Przed piątkową sesją Rady Miasta jeszcze wszystko było możliwe. Wydawało się, że porozumienie trzech ugrupowań przeciw PiS jest całkiem realne i w ten sposób opozycja będzie kontrolowała prezydenta Jerzego Wilka. Okazało się jednak, że współpraca PiS z SLD jest jednak możliwa.
Historyczny moment
Tak radny Marek Pruszak określił to, co za chwilę nastąpiło. Radny Prawa i Sprawiedliwości rekomendował na stanowisko przewodniczącego Rady Miasta Janusza Nowaka z SLD. Jeszcze zaś kilka dni temu rzecznik Sojuszu Dariusz Joński wykluczał jakąkolwiek formę porozumienia jego partii z Prawem i Sprawiedliwością. Janusz Nowak tłumaczył, że jego kandydatura jest próbą stworzenia ponad podziałami partyjnymi próby skutecznego prowadzenia prac Rady Miasta. Wyjaśniał, że takie posunięcie było konsultowane ze wszystkimi klubami radnych. Coś w tym jest, skoro żadne ugrupowanie nie wysunęło na sesji kontrkandydata dla Nowaka. Nowy przewodniczący Rady Miasta tłumaczył, że jego wybór nie oznacza żadnej formalnej koalicji z PiS.
Jednak po chwili podkreślał, że różnice programowe między SLD a Prawem i Sprawiedliwością są najmniejsze. W ten sposób ośrodek prezydencki ma zapewnioną większość w Radzie Miasta (PiS ma 10 radnych a SLD 5 przedstawicieli). Jak wszyscy deklarują, chodzi o działanie dla dobra miasta przez ten rok, który został do ustawowych wyborów samorządowych. Pozostałe kluby otrzymały stanowiska wiceprzewodniczących Rady Miasta.
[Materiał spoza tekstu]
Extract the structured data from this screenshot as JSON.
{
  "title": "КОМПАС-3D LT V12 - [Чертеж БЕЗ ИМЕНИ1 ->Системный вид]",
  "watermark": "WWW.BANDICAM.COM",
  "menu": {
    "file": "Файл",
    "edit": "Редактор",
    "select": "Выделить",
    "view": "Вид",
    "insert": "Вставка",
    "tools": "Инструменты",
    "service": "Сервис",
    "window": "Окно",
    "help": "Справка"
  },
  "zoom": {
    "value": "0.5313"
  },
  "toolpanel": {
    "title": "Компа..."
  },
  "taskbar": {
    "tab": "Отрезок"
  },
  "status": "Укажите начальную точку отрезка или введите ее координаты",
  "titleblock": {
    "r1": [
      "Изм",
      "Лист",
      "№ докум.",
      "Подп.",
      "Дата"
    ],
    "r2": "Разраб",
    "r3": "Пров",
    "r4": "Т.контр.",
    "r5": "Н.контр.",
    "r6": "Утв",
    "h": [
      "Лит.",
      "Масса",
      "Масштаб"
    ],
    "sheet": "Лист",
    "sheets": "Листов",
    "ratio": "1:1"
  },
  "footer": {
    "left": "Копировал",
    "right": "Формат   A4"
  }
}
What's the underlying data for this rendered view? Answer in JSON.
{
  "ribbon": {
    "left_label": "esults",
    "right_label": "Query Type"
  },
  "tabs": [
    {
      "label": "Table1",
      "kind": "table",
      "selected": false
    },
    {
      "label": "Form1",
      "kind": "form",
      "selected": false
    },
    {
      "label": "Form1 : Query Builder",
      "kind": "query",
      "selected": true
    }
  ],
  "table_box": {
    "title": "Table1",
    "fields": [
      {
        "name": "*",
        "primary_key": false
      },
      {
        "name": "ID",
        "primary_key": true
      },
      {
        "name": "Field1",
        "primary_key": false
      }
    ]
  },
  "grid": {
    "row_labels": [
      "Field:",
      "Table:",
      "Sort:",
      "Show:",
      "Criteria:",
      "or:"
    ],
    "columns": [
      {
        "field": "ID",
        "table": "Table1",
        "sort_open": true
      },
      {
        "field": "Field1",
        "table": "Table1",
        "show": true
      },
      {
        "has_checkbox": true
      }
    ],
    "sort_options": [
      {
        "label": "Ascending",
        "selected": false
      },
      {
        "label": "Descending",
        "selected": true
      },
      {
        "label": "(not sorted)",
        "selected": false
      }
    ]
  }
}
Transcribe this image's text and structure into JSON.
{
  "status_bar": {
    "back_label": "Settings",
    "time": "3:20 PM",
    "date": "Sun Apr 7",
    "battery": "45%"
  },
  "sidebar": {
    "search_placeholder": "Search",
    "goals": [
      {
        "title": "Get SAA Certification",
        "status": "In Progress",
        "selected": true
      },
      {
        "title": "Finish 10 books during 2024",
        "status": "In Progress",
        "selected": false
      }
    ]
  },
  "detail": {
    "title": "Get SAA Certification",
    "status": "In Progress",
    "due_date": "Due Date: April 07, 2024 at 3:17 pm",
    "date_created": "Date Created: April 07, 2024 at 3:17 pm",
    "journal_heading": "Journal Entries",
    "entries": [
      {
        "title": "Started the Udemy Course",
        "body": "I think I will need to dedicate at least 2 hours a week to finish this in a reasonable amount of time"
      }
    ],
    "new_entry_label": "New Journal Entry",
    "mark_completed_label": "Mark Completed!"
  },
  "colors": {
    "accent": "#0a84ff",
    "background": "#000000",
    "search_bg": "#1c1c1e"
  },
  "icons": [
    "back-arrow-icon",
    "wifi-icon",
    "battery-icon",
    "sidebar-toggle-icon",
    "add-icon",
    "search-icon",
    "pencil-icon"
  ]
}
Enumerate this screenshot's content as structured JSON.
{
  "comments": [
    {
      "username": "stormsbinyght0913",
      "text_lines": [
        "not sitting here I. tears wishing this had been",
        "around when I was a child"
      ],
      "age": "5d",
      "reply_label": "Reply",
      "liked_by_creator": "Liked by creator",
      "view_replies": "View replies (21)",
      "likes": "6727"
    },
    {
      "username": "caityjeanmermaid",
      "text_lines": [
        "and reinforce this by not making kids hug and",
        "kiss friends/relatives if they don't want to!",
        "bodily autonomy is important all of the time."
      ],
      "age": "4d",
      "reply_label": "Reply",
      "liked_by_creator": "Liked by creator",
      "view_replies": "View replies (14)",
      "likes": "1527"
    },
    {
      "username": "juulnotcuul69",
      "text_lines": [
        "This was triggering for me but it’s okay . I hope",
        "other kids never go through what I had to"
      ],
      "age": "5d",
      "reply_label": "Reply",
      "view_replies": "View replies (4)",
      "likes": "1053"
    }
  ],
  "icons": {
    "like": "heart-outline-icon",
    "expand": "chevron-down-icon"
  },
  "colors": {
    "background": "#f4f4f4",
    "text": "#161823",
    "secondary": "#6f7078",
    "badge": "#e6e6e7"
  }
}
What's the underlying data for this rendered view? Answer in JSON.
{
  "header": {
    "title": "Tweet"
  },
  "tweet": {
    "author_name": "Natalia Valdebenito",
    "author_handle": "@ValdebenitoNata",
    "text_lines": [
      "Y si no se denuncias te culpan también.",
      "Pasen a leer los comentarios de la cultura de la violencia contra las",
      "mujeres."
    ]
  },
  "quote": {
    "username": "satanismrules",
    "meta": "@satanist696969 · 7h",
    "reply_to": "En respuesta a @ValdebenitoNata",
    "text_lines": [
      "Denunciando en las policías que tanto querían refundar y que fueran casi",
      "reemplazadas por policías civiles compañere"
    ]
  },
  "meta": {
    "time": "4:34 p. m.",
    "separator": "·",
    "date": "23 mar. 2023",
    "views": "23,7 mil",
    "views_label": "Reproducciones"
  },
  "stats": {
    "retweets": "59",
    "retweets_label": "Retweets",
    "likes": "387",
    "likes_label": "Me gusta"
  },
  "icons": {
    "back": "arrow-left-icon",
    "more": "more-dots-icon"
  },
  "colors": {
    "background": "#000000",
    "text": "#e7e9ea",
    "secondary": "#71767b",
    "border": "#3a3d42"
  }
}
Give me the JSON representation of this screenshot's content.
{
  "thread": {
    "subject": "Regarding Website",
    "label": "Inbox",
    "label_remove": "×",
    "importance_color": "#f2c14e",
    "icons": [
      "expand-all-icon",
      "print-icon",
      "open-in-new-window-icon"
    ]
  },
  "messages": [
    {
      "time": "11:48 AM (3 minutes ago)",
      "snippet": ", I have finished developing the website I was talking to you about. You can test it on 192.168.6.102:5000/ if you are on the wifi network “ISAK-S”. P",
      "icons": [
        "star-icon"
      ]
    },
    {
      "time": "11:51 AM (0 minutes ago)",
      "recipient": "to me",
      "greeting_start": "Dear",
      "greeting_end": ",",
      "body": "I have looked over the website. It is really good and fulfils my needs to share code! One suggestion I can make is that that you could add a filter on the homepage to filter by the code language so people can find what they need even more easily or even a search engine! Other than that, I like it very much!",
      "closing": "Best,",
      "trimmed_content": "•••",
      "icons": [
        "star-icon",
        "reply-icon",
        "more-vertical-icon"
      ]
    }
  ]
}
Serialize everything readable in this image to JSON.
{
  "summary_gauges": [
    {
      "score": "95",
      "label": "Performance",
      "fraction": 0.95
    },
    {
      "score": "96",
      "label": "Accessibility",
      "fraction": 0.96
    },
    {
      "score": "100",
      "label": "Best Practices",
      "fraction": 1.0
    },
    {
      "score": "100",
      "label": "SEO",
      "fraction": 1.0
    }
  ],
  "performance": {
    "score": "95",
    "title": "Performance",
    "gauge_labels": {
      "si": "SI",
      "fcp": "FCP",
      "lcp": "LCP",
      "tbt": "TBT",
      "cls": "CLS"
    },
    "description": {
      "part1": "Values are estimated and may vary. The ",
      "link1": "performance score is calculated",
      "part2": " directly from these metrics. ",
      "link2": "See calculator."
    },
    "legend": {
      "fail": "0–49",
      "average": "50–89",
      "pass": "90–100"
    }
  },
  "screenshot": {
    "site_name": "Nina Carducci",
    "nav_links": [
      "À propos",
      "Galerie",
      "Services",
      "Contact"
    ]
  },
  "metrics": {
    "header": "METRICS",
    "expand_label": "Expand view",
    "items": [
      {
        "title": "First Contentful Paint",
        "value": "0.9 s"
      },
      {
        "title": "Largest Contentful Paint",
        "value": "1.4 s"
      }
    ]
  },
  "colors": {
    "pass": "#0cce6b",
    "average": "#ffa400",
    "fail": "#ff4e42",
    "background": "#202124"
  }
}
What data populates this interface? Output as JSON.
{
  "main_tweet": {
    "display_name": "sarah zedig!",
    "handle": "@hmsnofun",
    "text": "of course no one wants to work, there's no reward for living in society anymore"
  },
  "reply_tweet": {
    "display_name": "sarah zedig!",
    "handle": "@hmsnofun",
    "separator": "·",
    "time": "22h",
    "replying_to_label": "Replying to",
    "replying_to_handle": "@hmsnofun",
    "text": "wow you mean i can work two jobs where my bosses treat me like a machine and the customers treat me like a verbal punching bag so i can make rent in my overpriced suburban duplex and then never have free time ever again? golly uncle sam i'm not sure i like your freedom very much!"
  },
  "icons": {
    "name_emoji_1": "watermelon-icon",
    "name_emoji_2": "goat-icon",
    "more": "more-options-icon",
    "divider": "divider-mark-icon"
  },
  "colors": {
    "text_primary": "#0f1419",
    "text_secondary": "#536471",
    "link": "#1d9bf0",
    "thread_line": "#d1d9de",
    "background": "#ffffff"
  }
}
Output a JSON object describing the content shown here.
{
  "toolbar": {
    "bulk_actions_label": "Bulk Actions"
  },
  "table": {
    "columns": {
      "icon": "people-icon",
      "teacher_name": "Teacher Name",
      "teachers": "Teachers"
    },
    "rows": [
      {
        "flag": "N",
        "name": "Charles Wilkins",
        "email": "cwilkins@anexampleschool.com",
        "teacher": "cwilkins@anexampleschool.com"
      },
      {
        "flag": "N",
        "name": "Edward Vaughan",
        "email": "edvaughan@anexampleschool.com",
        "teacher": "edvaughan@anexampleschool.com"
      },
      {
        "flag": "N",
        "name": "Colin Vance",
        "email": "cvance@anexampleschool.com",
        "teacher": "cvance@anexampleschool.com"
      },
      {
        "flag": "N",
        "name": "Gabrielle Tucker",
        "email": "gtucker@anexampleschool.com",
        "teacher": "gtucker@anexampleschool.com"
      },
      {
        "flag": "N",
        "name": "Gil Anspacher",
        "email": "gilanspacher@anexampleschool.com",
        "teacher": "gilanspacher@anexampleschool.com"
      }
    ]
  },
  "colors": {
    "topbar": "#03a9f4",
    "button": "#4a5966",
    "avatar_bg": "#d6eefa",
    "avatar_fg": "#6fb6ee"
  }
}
Nawet trzy osobowy klub Witolda Wróblewskiego ma swojego człowieka w prezydium Rady. Więc być może faktycznie będzie tak, jak zapowiada Janusz Nowak. Trzeba wierzyć, że to ogólne porozumienie radnych ma służyć dobru naszego miasta i sprawnej pracy radnych. Bo inaczej będziemy mieli do czynienia z pierwszym, faktycznie historycznym porozumieniem SLD z PiS.
Wiceprezydenci z PiS
Dzięki uzyskaniu stabilnej większości w Radzie Miasta, prezydent Jerzy Wilk może rządzić praktycznie samodzielnie. Z jednej strony to dobrze, ponieważ prezydenta nie będą krępowały ustalenia koalicyjne i tarcia z tym związane. Będzie mógł w pełni realizować swój program wyborczy, ale też w pełni weźmie za jego realizację odpowiedzialność. W przyszłym tygodniu mamy poznać nazwiska dwóch wiceprezydentów. Spekuluje się, że mogą to być obecni radni PiS – Marek Pruszak (oświata) oraz Janusz Hajdukowski (mienie komunalne).
Obaj wiceprezydenci będą mieli co robić. Trzeba bowiem dość szybko uzdrowić sytuację w ZBK (olbrzymie zadłużenie, ciągły brak mieszkań) oraz zreformować elbląską oświatę tak, aby przestała nadmiernie obciążać budżet.
Prezydent Jerzy Wilk ma rok i cztery miesiące na wprowadzenie zmian i próbę uzdrowienia sytuacji w naszym mieście. Miejmy nadzieję, że będzie to czas wielkiej szansy dla Elbląga i wytężonej pracy, ponad partyjnymi podziałami.